The aim of the study: to evaluate the efficacy of the intravenous 5-lipoxygenase inhibitor quercetin for the prevention of microvascular obstruction (MVO), intramyocardial hemorrhage (IMH) and reperfusion myocardial injury in timely revascularized patients with STEMI.

Methods. We examined 37 patients with the first acute anterior STEMI who were admitted in the first 6 hours after symptoms onset. Patients were divided into two groups: group 1 — 18 patients, who in addition to standard acute myocardial infarction therapy were treated by intravenous quercetin (Corvitin®, PJSC SIC «Borshchahivskiy CPP», Ukraine) and group 2 — 19 patients with standard therapy.

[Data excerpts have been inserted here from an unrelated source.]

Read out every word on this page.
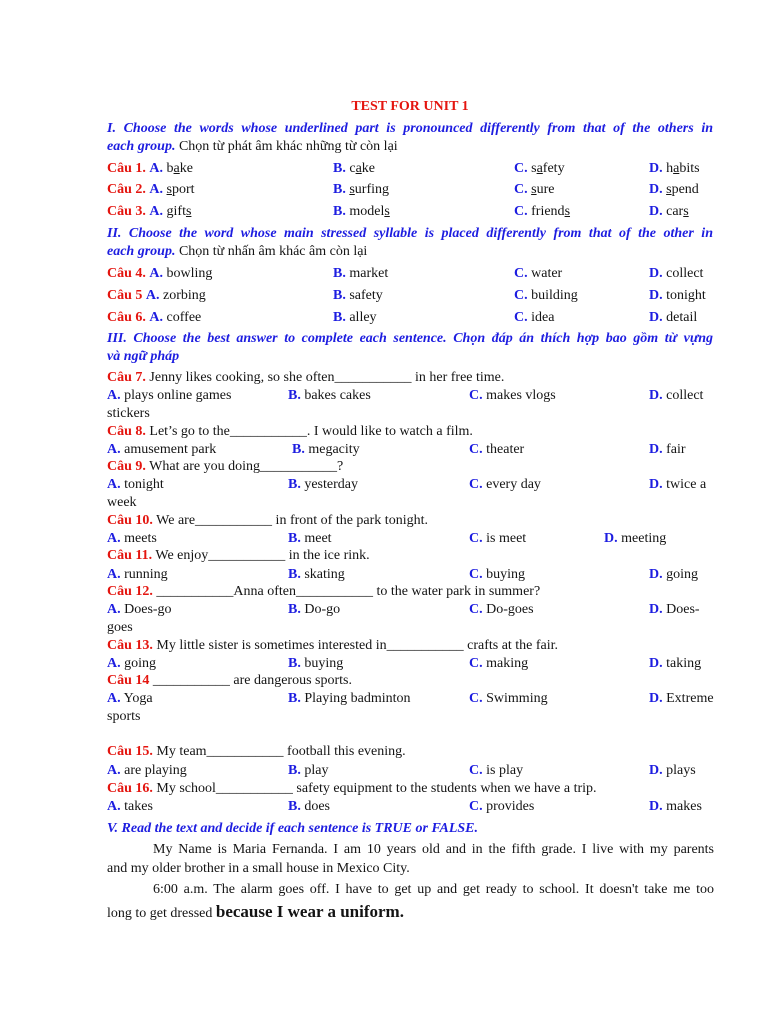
TEST FOR UNIT 1
I. Choose the words whose underlined part is pronounced differently from that of the others in
each group. Chọn từ phát âm khác những từ còn lại
Câu 1. A. bake	B. cake	C. safety	D. habits
Câu 2. A. sport	B. surfing	C. sure	D. spend
Câu 3. A. gifts	B. models	C. friends	D. cars
II. Choose the word whose main stressed syllable is placed differently from that of the other in
each group. Chọn từ nhấn âm khác âm còn lại
Câu 4. A. bowling	B. market	C. water	D. collect
Câu 5 A. zorbing	B. safety	C. building	D. tonight
Câu 6. A. coffee	B. alley	C. idea	D. detail
III. Choose the best answer to complete each sentence. Chọn đáp án thích hợp bao gồm từ vựng
và ngữ pháp
Câu 7. Jenny likes cooking, so she often___________ in her free time.
A. plays online games	B. bakes cakes	C. makes vlogs	D. collect
stickers
Câu 8. Let’s go to the___________. I would like to watch a film.
A. amusement park	B. megacity	C. theater	D. fair
Câu 9. What are you doing___________?
A. tonight	B. yesterday	C. every day	D. twice a
week
Câu 10. We are___________ in front of the park tonight.
A. meets	B. meet	C. is meet	D. meeting
Câu 11. We enjoy___________ in the ice rink.
A. running	B. skating	C. buying	D. going
Câu 12. ___________Anna often___________ to the water park in summer?
A. Does-go	B. Do-go	C. Do-goes	D. Does-
goes
Câu 13. My little sister is sometimes interested in___________ crafts at the fair.
A. going	B. buying	C. making	D. taking
Câu 14 ___________ are dangerous sports.
A. Yoga	B. Playing badminton	C. Swimming	D. Extreme
sports
Câu 15. My team___________ football this evening.
A. are playing	B. play	C. is play	D. plays
Câu 16. My school___________ safety equipment to the students when we have a trip.
A. takes	B. does	C. provides	D. makes
V. Read the text and decide if each sentence is TRUE or FALSE.
My Name is Maria Fernanda. I am 10 years old and in the fifth grade. I live with my parents
and my older brother in a small house in Mexico City.
6:00 a.m. The alarm goes off. I have to get up and get ready to school. It doesn't take me too
long to get dressed because I wear a uniform.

Magnetic resonance imaging (MRI) was performed on day 3–4 and 3 months after STEMI development on a «Vantage Titan 1.5T» MR tomograph («Toshiba», Japan) in standard projections. The presence of MVO was assessed in the early gadolinium enhancement (EGE) phase, and T2-weighted images were used to detect IMH. The area of myocardial infarction (postinfarction fibrosis) was assessed in late gadolinium enhancement phase in 90 days.

Results. The signs of MVO in the phase of EGE on day 3–4 were detected in 22 (91.7%) of 24 patients (p>0.05, when compared between groups). IMH was determined in 9 (37.5%) patients: 1 (11.1%) patient in quercetin group vs 8 (53.3%) patients in control group; p=0.024. No significant difference in the final size of myocardial infarction (postinfarction fibrosis zone) according to cardioMRI after 3 months of follow-up between patients of the two groups was detected.

Conclusions. Addition of intravenous quercetin (started before revascularization) to standard baseline myocardial infarction treatment was associated with a reduced likelihood of IMH development after primary percutaneous coronary intervention in patients with STEMI.